Recommendations for Facilitating Your Family Meetings

  1. Co-facilitate. Elect at least two family members to facilitate the meeting. Co-facilitators provide checks and balances. If one wants to express strong opinions about a topic under discussion, the other facilitator leads that portion of the meeting.
  2. Involve Others. Having multiple family members involved in planning and running the meeting prevents the impression that any one person dominates the show and gives family members not employed in the business a chance for leadership. Delegating responsibilities keeping notes, tracking time, handling flip charts, typing minutes, chairing committees and preparing handouts will likely gain greater participation and support for the process. It also frees the facilitator to concentrate on the crucial job of maintaining focus and momentum.
  3. Get Training. Great facilitators are goal-oriented, charismatic, flexible, professional, diplomatic, sensitive, intuitive and patient. Many families have members who have demonstrated such skills in civic, church, school or other groups. While some family members personalities better qualify them as family meeting facilitators, they should enhance those skills through training in communication, conflict resolution, active listening, decision making and group management. Experience in facilitating other groups can be helpful.
  4. Know Yourself. Reflect on how you work and communicate. Recognize your strengths and weaknesses. Understanding your personality style and how it affects your responses will give you greater appreciation for family members different styles.
  5. Know Your Limits. Family member facilitators should understand where their competencies end and when professional intervention is necessary. Intensive conflict, sociopathic behaviors, communication breakdowns that threaten the ability to continue the meeting or domination by one person or a small group are symptoms that professional help may be needed.
  6. Minimize Surprise. Family members want to feel safe as they approach the family meeting. Memos, reading material, updates and meeting agendas sent out well in advance of the meeting are crucial to helping everyone feel more prepared. We also recommend that facilitators invite suggestions, contributions and feedback before finalizing the agenda.
  7. Set the Rules First. A priority item on the first meeting s agenda should be the establishment of ground rules that will provide the safety and reinforcement necessary for family members to interact. Examples of ground rules we ve seen: Each person speaks for him or herself, no cell phones and pagers, one meeting (no side conversations), be mentally and emotionally present, late-comers pay admission (25 cents for each minute late), feedback must be solicited first, and so on.

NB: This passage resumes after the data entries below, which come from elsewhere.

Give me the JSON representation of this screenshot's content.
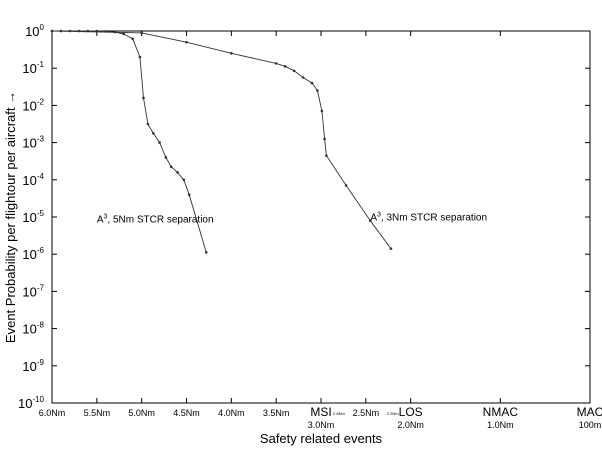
{
  "chart_data": {
    "type": "line",
    "title": "",
    "xlabel": "Safety related events",
    "ylabel": "Event Probability per flightour per aircraft →",
    "yscale": "log",
    "ylim_exp": [
      -10,
      0
    ],
    "y_tick_labels": [
      {
        "base": "10",
        "exp": "0"
      },
      {
        "base": "10",
        "exp": "-1"
      },
      {
        "base": "10",
        "exp": "-2"
      },
      {
        "base": "10",
        "exp": "-3"
      },
      {
        "base": "10",
        "exp": "-4"
      },
      {
        "base": "10",
        "exp": "-5"
      },
      {
        "base": "10",
        "exp": "-6"
      },
      {
        "base": "10",
        "exp": "-7"
      },
      {
        "base": "10",
        "exp": "-8"
      },
      {
        "base": "10",
        "exp": "-9"
      },
      {
        "base": "10",
        "exp": "-10"
      }
    ],
    "x_axis_order": "separation distance decreasing left to right (Nm)",
    "x_ticks": [
      {
        "x": 6.0,
        "label": "6.0Nm",
        "big": ""
      },
      {
        "x": 5.5,
        "label": "5.5Nm",
        "big": ""
      },
      {
        "x": 5.0,
        "label": "5.0Nm",
        "big": ""
      },
      {
        "x": 4.5,
        "label": "4.5Nm",
        "big": ""
      },
      {
        "x": 4.0,
        "label": "4.0Nm",
        "big": ""
      },
      {
        "x": 3.5,
        "label": "3.5Nm",
        "big": ""
      },
      {
        "x": 3.0,
        "label": "3.0Nm",
        "big": "MSI"
      },
      {
        "x": 2.5,
        "label": "2.5Nm",
        "big": ""
      },
      {
        "x": 2.0,
        "label": "2.0Nm",
        "big": "LOS"
      },
      {
        "x": 1.0,
        "label": "1.0Nm",
        "big": "NMAC"
      },
      {
        "x": 0.0,
        "label": "100m",
        "big": "MAC"
      }
    ],
    "minor_x_labels": [
      {
        "x": 2.8,
        "label": "2.8Nm"
      },
      {
        "x": 2.2,
        "label": "2.2Nm"
      }
    ],
    "series": [
      {
        "label_base": "A",
        "label_sup": "3",
        "label_rest": ", 5Nm STCR separation",
        "label_at": {
          "x": 5.5,
          "log_y": -5.15
        },
        "points": [
          {
            "x": 6.0,
            "log_y": 0.0
          },
          {
            "x": 5.9,
            "log_y": 0.0
          },
          {
            "x": 5.8,
            "log_y": 0.0
          },
          {
            "x": 5.7,
            "log_y": 0.0
          },
          {
            "x": 5.6,
            "log_y": 0.0
          },
          {
            "x": 5.5,
            "log_y": 0.0
          },
          {
            "x": 5.4,
            "log_y": -0.01
          },
          {
            "x": 5.3,
            "log_y": -0.03
          },
          {
            "x": 5.2,
            "log_y": -0.08
          },
          {
            "x": 5.1,
            "log_y": -0.21
          },
          {
            "x": 5.02,
            "log_y": -0.7
          },
          {
            "x": 4.98,
            "log_y": -1.8
          },
          {
            "x": 4.93,
            "log_y": -2.5
          },
          {
            "x": 4.87,
            "log_y": -2.75
          },
          {
            "x": 4.8,
            "log_y": -3.0
          },
          {
            "x": 4.73,
            "log_y": -3.4
          },
          {
            "x": 4.67,
            "log_y": -3.65
          },
          {
            "x": 4.6,
            "log_y": -3.8
          },
          {
            "x": 4.53,
            "log_y": -4.0
          },
          {
            "x": 4.47,
            "log_y": -4.4
          },
          {
            "x": 4.28,
            "log_y": -5.95
          }
        ]
      },
      {
        "label_base": "A",
        "label_sup": "3",
        "label_rest": ", 3Nm STCR separation",
        "label_at": {
          "x": 2.45,
          "log_y": -5.1
        },
        "points": [
          {
            "x": 6.0,
            "log_y": 0.0
          },
          {
            "x": 5.0,
            "log_y": -0.05
          },
          {
            "x": 4.5,
            "log_y": -0.3
          },
          {
            "x": 4.0,
            "log_y": -0.6
          },
          {
            "x": 3.5,
            "log_y": -0.87
          },
          {
            "x": 3.4,
            "log_y": -0.95
          },
          {
            "x": 3.3,
            "log_y": -1.07
          },
          {
            "x": 3.2,
            "log_y": -1.25
          },
          {
            "x": 3.1,
            "log_y": -1.4
          },
          {
            "x": 3.04,
            "log_y": -1.6
          },
          {
            "x": 2.99,
            "log_y": -2.15
          },
          {
            "x": 2.96,
            "log_y": -2.9
          },
          {
            "x": 2.94,
            "log_y": -3.35
          },
          {
            "x": 2.72,
            "log_y": -4.15
          },
          {
            "x": 2.45,
            "log_y": -5.1
          },
          {
            "x": 2.22,
            "log_y": -5.85
          }
        ]
      }
    ]
  }
}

  8. Have Fun. Family meetings work best when they incorporate opportunities for family fun. Fond memories and jokes evolve alongside serious discussions and help lighten the mood during the meeting. Several families build in presentations by the younger-generation members. Some create a commercial for the business or make T-shirts with original slogans. Skits or talent shows are popular. Group exercises, projects and activities can be highlights of the meeting.
  9. Pay Attention to Details. Logistical elements can make or break a meeting. People are naturally more willing to sit in a room and talk to one another if the chairs are comfortable, the coffee’s hot and the breaks are ample. Are phone banks and restrooms nearby? Who’s watching the children during the meeting? Will snacks be available between meals? Some families assign a meeting hospitality committee to ensure everyone s comfort.
  10. Take Your Time. Take it slowly both with family meeting length and content. Give the agenda substance but avoid overload one or two heavy topics are enough in the early going. Some families begin with a three-hour meeting to set ground rules and plan the agenda and arrangements for the next meeting. Later, families may choose to move to half – or full-day format or even a weekend retreat.

Family meetings are their own reward. In the early stages, the process of meeting communication, sharing, building trust and openness, resolving conflicts is much more important than tangible outcomes. Well-facilitated meetings help families find the strength to deal with the challenges that come with owning and managing their businesses.